Kell (1999) nos diz que o obsessivo aparenta ser aquele que é o principal responsável pela sustentação do laço social na sua preocupação com as regras, com as pequenas exigências da lei, com os compromissos, com a opinião do semelhante, mas que o obsessivo nunca está onde se produz o laço social, ou seja, no meio de seus semelhantes. Kell marca que
“o obsessivo é , dentre os irmãos, aquele que se recusa a tapear o pai, o que tenta levar o pai a sério e denuncia os blefes criativos e vitais da fratria. O que não sabe brincar. O que está sempre sozinho, e tenta dar de ombros com desdém : “eu não preciso disso…”. Apartado da fratria, quando o ser se revela cruelmente um blefe, o obsessivo não encontra nada para colocar neste lugar Longe do outro, longe dos jogos de faz-de-conta que jogamos consentidamente com o semelhante, longe dos pequenos e variados sinais do reconhecimento de nossa existência que o semelhante nos envia – o que podemos dizer de nós mesmos? (p.82) (grifo meu)

O que podemos dizer de nós mesmos? Acredito que essa pergunta não conseguiria ser respondida por um obsessivo, ele foge dela, por isso diz, solitário, que não precisa do brincar nem do brinquedo, nem do outro.

Há uma imagem poética que, ao longo desse trabalho, me acompanhou. Ela advém da poesia Quase de Mario de Sá-Carneiro.

Um pouco mais de sol – eu era brasa, Um pouco mais de azul – eu era além. Para atingir, faltou-me um golpe de asa… Se ao menos eu permanecesse aquém… Assombro ou paz? Em vão… Tudo esvaído Num grande mar enganador de espuma; E o grande sonho despertado em bruma, O grande sonho – ó dor! – quase vivido… Quase o amor, quase o triunfo e a chama, Quase o princípio e o fim – quase a expansão… Mas na minh'alma tudo se derrama… Entanto nada foi só ilusão! De tudo houve um começo … e tudo errou… – Ai a dor de ser – quase, dor sem fim… Eu falhei-me entre os mais, falhei em mim, Asa que se enlaçou mas não voou… Momentos de alma que, desbaratei… Templos aonde nunca pus um altar… Rios que perdi sem os levar ao mar… Ânsias que foram mas que não fixei… Se me vagueio, encontro só indícios… Ogivas para o sol – vejo-as cerradas; E mãos de herói, sem fé, acobardadas, Puseram grades sobre os precipícios… Num ímpeto difuso de quebranto, Tudo encetei e nada possuí… Hoje, de mim, só resta o desencanto Das coisas que beijei mas não vivi… Um pouco mais de sol – e fora brasa, Um pouco mais de azul – e fora além. Para atingir faltou-me um golpe de asa… Se ao menos eu permanecesse aquém…
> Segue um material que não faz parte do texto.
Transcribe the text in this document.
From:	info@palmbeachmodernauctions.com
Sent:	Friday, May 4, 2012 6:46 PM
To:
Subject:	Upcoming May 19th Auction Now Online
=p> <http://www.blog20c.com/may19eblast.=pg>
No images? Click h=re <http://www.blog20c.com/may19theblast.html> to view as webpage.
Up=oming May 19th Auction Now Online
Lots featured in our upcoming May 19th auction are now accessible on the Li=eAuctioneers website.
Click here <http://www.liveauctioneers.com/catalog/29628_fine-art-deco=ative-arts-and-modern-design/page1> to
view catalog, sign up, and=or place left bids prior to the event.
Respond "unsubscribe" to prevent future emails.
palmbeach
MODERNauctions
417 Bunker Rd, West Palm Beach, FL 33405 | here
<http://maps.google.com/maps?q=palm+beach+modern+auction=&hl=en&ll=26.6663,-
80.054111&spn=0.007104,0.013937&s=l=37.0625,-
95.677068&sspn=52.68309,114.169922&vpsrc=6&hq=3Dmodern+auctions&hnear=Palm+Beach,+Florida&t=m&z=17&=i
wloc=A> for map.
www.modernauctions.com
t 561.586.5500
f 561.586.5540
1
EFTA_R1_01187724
Vejo, nas metáforas desta poesia, a aflição e a dor daquele que, se achando parte de uma fratria se percebe não sendo parte de nada, que querendo ser ótimo se vê constantemente jogado no lugar do nada, do dejeto, se percebendo um blefe de ser. Vejo, na gradação crescente das metáforas, a angústia que aflora e assola o neurótico obsessivo diante da paralisia dos rituais, diante da angústia que o desejo causa quando ele aflora na sua forma viva, sem estar dissociado, racionalizado, ressecado. Um obsessivo é um quase, titubiando entre uma imagem idealizada de completude e de excelência e a certeza interna de que ninguém jamais é assim, logo ele é um passo que faltou para poder ser tudo ou todo… Como nos diz Sá-Carneiro, ele seria o grande sonho – ó dor! – quase vivido, o grande sonho despertado em bruma, o quase amor, quase triunfo e a chama, quase o princípio e o fim, quase expansão e, diante do quase, o obsessivo foi só ilusão! O obsessivo, como Kell anteriormente descreveu, é aquele que diz de si “ eu falei-me entre os mais, falhei em mim… para atingir faltou-me um golpe de asas, se ao menos eu permanecesse aquém”, mesmo que este “ser aquém” real esteja recoberto nos entulhos das defesas do obsessivo, mesmo que esteja camuflado ou transmutado em excelência falseada.